By Lizabeth S Tucker
"Hey, boss, did you see this?" Tony handed a newspaper to Leroy Gibbs, ex-Marine.
Gibbs held the paper at arm's length as he read the headlines and looked at the photograph accompanying the article. His face tightened as he read. He looked up at his senior agent and nodded. "Thanks, DiNozzo."
Tony watched Gibbs walk out of the room and enter the elevator before turning back to his computer.
Ziva David, an Israeli Mossad agent seconded to NCIS for the duration, looked from the dark haired agent to where the older man had disappeared through the elevator doors. "What was in the newspaper?"
"Joe Rosenthal died Sunday," came the quiet reply.
Ziva searched her memory for an NCIS agent by that name, but came up empty. "Did he work here?"
Tim McGee looked up from his own computer keyboard. "He wasn't an agent, he was a photographer."
"And why was Gibbs bothered by his death? This is a man he knew?"
"In a way," replied Tony. "Rosenthal took what is probably the most famous Marine photograph in the world, the raising of the flag on Iwo Jima."
"Ah, I believe I know that photograph. This Rosenthal, this photographer, he was a U.S. Marine?"
"Nope, actually he was just an Associated Press photographer who happened to be in the right place at the right time." Tim walked to Gibbs' desk, pointing to a small picture pinned to the bulletin board. "Here it is."
Ziva joined him, looking closely at the small photograph. "It is a most remarkable picture. I believe I saw a similar one after your World Trade Towers collapsed."
"Yeah, three firefighters raising a flag up a remaining flagpole."
"Who were these men?"
"There were six men total, five Marines and one Navy corpsman. Sergeant Michael Strank, Corporal Harlon H. Block, Private First Class Franklin R. Sousley, Private First Class Rene A. Gagnon, Private First Class Ira Hayes, and Pharmacist Mate 2nd Class John H. Bradley, USN." Gibbs had returned, accompanied by their medical examiner, Doctor Ducky Mallard.
"Ira Hayes, that name is familiar." Ziva frowned, trying to place him in her memory.
"Ira Hayes became quite famous after that photograph was seen around the world.
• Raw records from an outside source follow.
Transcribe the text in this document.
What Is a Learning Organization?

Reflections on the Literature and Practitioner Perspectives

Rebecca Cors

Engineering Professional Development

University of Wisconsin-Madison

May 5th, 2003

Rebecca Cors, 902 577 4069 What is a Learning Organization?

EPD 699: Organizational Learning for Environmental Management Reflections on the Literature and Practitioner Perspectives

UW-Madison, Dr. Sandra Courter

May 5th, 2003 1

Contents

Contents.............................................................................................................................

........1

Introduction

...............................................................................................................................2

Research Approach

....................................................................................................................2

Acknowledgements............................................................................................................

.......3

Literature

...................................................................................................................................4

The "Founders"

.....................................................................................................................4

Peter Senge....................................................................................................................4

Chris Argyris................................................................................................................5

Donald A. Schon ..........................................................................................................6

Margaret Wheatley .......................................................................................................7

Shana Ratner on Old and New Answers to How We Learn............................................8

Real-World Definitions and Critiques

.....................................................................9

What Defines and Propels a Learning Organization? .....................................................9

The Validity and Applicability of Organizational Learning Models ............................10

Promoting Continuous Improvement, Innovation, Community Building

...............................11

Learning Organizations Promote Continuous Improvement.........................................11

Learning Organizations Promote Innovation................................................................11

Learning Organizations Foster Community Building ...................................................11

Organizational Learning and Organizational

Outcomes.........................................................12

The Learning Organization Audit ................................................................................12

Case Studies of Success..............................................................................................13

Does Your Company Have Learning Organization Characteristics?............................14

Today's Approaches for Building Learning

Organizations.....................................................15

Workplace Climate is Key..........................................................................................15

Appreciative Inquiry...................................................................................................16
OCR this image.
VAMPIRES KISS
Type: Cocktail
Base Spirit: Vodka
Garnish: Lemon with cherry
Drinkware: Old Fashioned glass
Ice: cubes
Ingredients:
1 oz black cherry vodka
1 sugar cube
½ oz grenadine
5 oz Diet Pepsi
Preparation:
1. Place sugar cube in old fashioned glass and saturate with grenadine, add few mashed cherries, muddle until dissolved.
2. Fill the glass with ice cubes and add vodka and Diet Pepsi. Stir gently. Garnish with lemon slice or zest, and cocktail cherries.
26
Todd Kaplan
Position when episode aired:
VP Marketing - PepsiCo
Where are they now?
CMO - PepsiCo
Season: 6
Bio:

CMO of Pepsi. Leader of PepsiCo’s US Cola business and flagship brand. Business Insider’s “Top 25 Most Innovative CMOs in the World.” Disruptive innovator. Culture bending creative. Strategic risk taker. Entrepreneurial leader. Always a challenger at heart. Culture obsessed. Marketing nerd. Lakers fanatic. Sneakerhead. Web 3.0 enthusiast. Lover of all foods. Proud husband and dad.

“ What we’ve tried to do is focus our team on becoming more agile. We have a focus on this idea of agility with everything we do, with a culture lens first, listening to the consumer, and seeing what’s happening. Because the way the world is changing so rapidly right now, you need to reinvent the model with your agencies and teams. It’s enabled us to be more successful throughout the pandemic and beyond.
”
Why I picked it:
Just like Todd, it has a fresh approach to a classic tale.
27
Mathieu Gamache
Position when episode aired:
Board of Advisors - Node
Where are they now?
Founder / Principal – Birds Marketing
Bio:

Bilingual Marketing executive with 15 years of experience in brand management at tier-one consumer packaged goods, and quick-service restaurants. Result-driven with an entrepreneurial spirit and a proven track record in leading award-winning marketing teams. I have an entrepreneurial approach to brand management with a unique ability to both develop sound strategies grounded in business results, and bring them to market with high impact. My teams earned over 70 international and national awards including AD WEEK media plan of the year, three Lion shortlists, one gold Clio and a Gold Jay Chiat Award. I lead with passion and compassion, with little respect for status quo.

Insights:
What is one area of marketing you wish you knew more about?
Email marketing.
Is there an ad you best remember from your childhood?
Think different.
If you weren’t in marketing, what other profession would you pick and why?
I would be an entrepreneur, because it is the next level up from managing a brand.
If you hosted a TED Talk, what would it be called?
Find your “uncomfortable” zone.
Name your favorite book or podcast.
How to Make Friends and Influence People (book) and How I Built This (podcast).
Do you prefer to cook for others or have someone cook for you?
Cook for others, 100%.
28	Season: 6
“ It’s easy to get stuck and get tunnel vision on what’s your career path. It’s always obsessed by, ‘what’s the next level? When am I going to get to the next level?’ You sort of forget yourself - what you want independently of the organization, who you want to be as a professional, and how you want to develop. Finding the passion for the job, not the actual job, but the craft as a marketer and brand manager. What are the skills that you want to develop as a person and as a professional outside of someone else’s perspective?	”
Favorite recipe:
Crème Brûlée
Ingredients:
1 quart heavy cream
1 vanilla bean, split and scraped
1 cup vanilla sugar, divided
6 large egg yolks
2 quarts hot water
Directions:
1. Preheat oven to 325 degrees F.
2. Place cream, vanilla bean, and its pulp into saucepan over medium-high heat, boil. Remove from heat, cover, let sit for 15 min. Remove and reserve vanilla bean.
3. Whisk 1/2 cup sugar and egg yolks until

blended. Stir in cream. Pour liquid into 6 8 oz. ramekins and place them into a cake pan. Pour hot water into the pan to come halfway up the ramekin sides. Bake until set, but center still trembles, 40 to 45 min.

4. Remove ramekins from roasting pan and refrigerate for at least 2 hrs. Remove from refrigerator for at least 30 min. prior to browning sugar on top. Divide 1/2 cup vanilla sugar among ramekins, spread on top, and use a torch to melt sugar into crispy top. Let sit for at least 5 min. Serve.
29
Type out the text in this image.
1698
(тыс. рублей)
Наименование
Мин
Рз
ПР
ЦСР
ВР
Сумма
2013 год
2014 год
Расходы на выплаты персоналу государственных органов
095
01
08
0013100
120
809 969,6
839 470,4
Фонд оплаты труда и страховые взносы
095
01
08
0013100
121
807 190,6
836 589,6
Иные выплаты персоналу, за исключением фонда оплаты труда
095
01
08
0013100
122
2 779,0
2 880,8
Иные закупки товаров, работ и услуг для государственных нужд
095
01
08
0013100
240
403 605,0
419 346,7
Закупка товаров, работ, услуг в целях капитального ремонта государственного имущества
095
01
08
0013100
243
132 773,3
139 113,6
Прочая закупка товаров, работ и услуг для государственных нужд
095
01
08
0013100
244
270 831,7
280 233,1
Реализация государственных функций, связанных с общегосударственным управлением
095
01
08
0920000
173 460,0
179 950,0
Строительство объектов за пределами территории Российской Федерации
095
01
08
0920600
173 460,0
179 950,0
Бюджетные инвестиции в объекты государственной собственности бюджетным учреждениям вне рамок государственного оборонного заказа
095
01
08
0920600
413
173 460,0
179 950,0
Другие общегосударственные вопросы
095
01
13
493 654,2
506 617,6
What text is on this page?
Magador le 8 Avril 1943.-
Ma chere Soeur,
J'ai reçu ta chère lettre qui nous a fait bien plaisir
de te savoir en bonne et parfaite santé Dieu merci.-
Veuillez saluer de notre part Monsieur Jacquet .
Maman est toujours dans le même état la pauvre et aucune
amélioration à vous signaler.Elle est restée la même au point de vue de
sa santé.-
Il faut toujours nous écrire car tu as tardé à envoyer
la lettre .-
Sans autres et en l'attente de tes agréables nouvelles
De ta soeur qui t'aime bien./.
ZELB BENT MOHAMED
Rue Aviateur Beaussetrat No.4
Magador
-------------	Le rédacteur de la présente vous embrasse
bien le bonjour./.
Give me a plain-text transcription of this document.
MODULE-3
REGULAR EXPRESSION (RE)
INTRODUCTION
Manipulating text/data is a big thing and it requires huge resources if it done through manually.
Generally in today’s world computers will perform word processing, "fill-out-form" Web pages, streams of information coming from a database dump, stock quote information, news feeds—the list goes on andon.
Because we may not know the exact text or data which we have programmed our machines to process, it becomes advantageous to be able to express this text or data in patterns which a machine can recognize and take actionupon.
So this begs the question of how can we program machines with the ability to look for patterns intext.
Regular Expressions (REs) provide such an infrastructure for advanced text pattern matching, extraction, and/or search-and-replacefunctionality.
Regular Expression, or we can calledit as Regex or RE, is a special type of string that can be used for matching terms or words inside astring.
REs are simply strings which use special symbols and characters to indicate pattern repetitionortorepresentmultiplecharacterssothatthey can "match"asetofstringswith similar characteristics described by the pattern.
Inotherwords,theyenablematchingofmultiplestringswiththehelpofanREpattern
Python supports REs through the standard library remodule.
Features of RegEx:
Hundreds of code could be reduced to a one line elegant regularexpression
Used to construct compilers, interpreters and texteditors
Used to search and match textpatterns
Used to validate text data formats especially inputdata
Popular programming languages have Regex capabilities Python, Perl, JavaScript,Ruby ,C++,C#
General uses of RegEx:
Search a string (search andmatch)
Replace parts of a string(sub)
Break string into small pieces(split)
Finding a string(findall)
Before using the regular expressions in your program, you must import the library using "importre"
He was a Native American or, if you prefer, American Indian," Ducky explained. "He had quite a hard life after he came home from the war, dying very young."
"How young?" Tim asked, not knowing the names of the men involved in the raising.
"Just 32. He fell prey to alcoholism, unfortunately all too common a situation for Indians in those days. I believe he died of hypothermia after passing out in a ditch."
"What about the other men?" Ziva asked. "What happened to them?"
"Sousley was killed by a Jap sniper when he was 19, just before they were gonna bring him home. Bradley earned the Navy Cross when he ran to the aid of a wounded man despite heavy Japanese fire and pulled the man over thirty feet to safety. He was wounded himself soon after and came home. He died in 1994," Tony said, earning a surprised look from the others. "Hey, I read more than Playboy!"
Gibbs picked up the report. "Strank was killed by friendly fire from a Navy destroyer. His second in command, Block, was killed by mortar fire just a few hours after Strank."
"Michael Strank was actually born in Slovakia," Abby chimed in, having arrived to bring Gibbs requested lab reports and staying to listen. "Gagnon made it home alive and was sent around the U.S. with Ira Hayes and John Bradley to raise money for war bonds. I believe he died in 1979."
"He was the only one to try and cash in on his celebrity," Tony said. "Gagnon was in 'Sands of Iwo Jima' and 'To the Shores of Iwo Jima', two movies about the battle. Hayes was in them as well, both men playing themselves. Gagnon didn't really do too well afterwards, though."
"Do all Americans know so much of their history? I've never seen evidence of this in the past."
"That photograph was the image of the United States Marine Corps, so much so that a statue of it was made for the Marine Corps War Memorial. Every Marine knows their history. It's part of your education in the Corps during basic training," Gibbs replied. "Rosenthal wasn't officially a Marine, but we considered him an honorary one."
Tony shrugged. "I guess I know because it truly is an important event."
"Of course, the movie connection doesn't hurt either," Abby quipped. "Wasn't there a movie about Ira Hayes as well?"
"Yeah, 'The Outsider'; Tony Curtis played him."
"We really should go to O'Reilly's and raise a glass to him and the others," Abby suggested.
Gibbs looked at the Goth with approval in his blue eyes. "Good idea, Abs. Any of you who wish to join us can do so. Eight o'clock at O'Reilly's Pub." He moved around to sit at his desk. "But until then, we have work to do. Get to it, people!"
A/N: Sorry for those who were looking for a case. The more I heard about Rosenthal's death in the news, the more I wondered what Gibbs would say about it. The facts stated are, to the best of my knowledge, all correct.